Najem versenkt sich in die Melodie, die er weiter entwickelt um irgendwann mit einem Seitenblick zu Leuchter wieder daraus aufzutauchen. Dann wird das Akkordeon zum Leitinstrument. Leuchter greift tief hinein in die Harmonien und die so vielfältigen Stimmen und Stimmungen, die er hervorzaubern kann. Irgendwie überträgt sich das Gefühl: Hier haben zwei außergewöhnliche Künstler alle Zeit der Welt, um miteinander musikalische Gedanken zu entwickeln.

Gern erzählt Leuchter von Begegnungen auf seinen Reisen durch die Welt, vom Abschiednehmen, das für ihn schon beginnt, wenn er an einem Ort, auf einer fremden Bühne, in einem gastlichen Kreis von Musikern herzlich empfangen wird. Häufig nimmt er diese melancholischen Erfahrungen mit in neue Kompositionen, um sie darin gut zu bewahren.

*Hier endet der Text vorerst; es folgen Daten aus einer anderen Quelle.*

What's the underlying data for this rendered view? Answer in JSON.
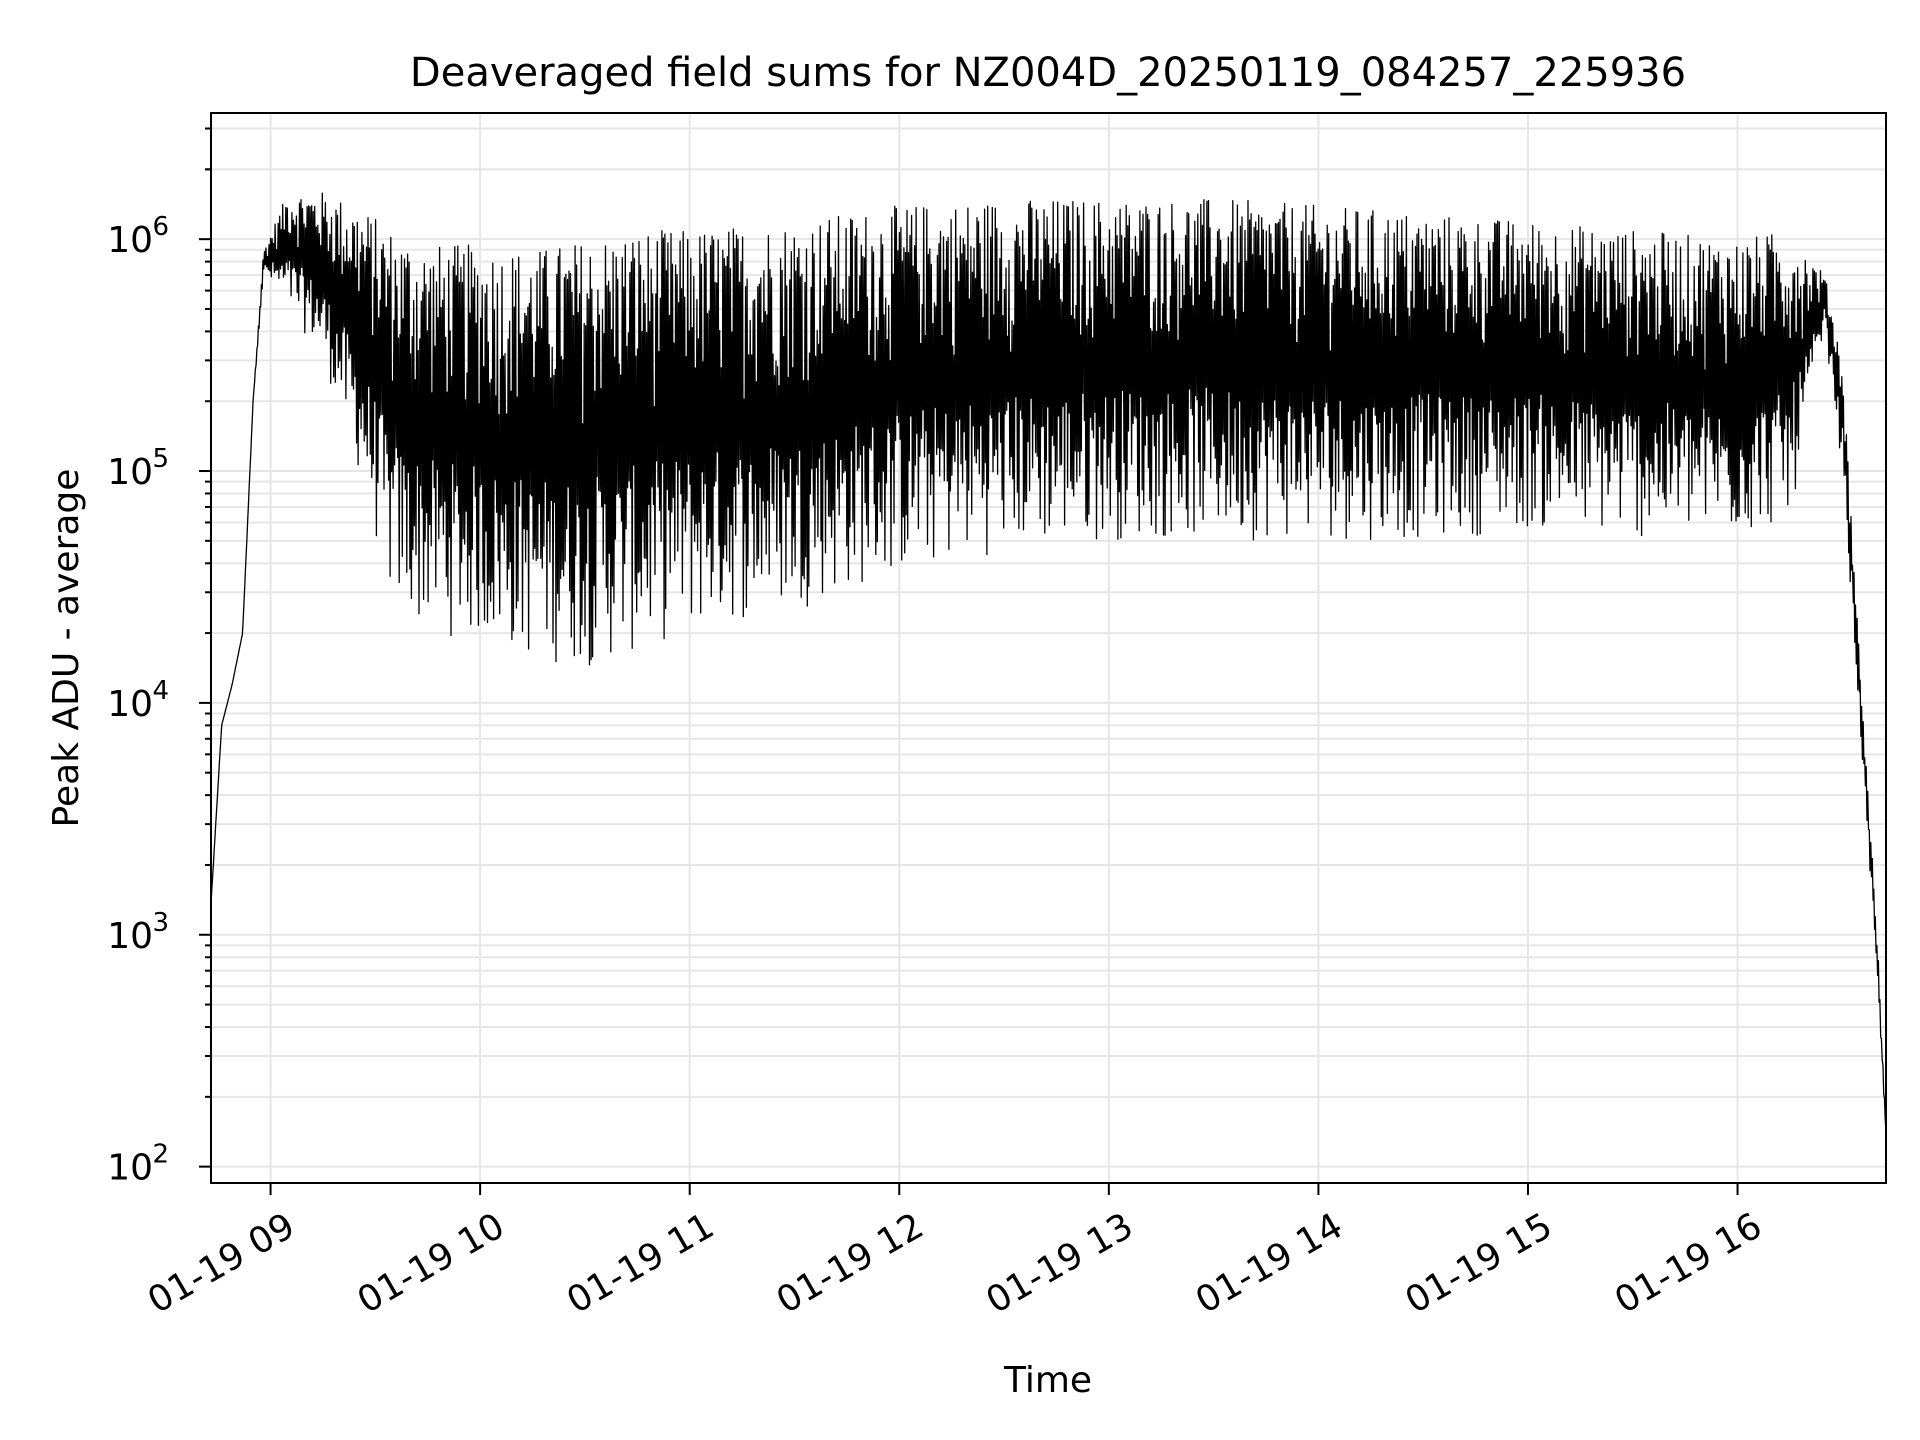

Ein besonders fein ziseliertes Stück hat er dem Regenschauer im glühend heißen Marrakesch gewidmet, wo Leuchter einige Jahre lebte. Zögerliche Tropfen zaubert Najem auf der Klarinette, dann endlich rauscht der Regen, ein genussvolles Aufatmen geht durch Leuchters Akkordeon, und wer sich darauf einlässt, nimmt im Klang die aufsteigenden Aromen aus 1001 Nacht wahr.

Mohamed Najem, der Palästinenser, ist in seiner Perfektion und der gleichzeitigen Empfindsamkeit der ideale Partner für Leuchter, da spielt der Altersunterschied keine Rolle. Seine Debüt-CD „Floor Nr. 4“, die ihn mit Leuchter zusammengeführt hat, trägt Erinnerungen an seine Heimatstadt Ramallah, an Freunde, Leid und Freude. Sein Spiel auf der Klarinette erinnert an die Verflechtung der Kulturen, an Klezmer und Schlangenbeschwörung, Jazz und Volkslied.

Gern schicken beide klein und minimalistisch ein Thema in den Raum, um es dann nach und nach aufzubauen, zu dramatisieren, wie in einem Wettstreit auszugestalten und schließlich wieder ruhig und bescheiden ausklingen zu lassen. Leuchter erinnert an die Kriege, die Gewalt, die nicht zuletzt in Palästina herrscht, berichtet von einer geplatzten Tournee, die ihn zusammen mit Najem in die Region von Bethlehem und Golan geführt hätte. Gern greifen die beiden zu Titeln, die sie verbinden, für „Ramallah“ gibt es gleich zwei Mal Kompositionen, Najem sieht man das Heimweh, die Wehmut, aber auch die Freude an, sich in dieser Begegnung verstanden zu wissen.

Zwischendurch gibt es ein bisschen Instrumentenkunde: „Das Akkordeon war in den 40er, 50er und 60er Jahren im Orient beliebt, das wissen nur viele nicht“, erzählt Leuchter. Schließlich lässt Najem die archaische Nay aufklingen, eine Flöte aus dem arabisch-persischen Kulturkreis, und weckt mit seinem kunstvollen Spiel neue Assoziationen. Mit Bach und Händel beweist Leuchter, dass selbst ein Choral oder eine Barock-Arie dem Akkordeon, seinem Akkordeon liegen. Viel Applaus.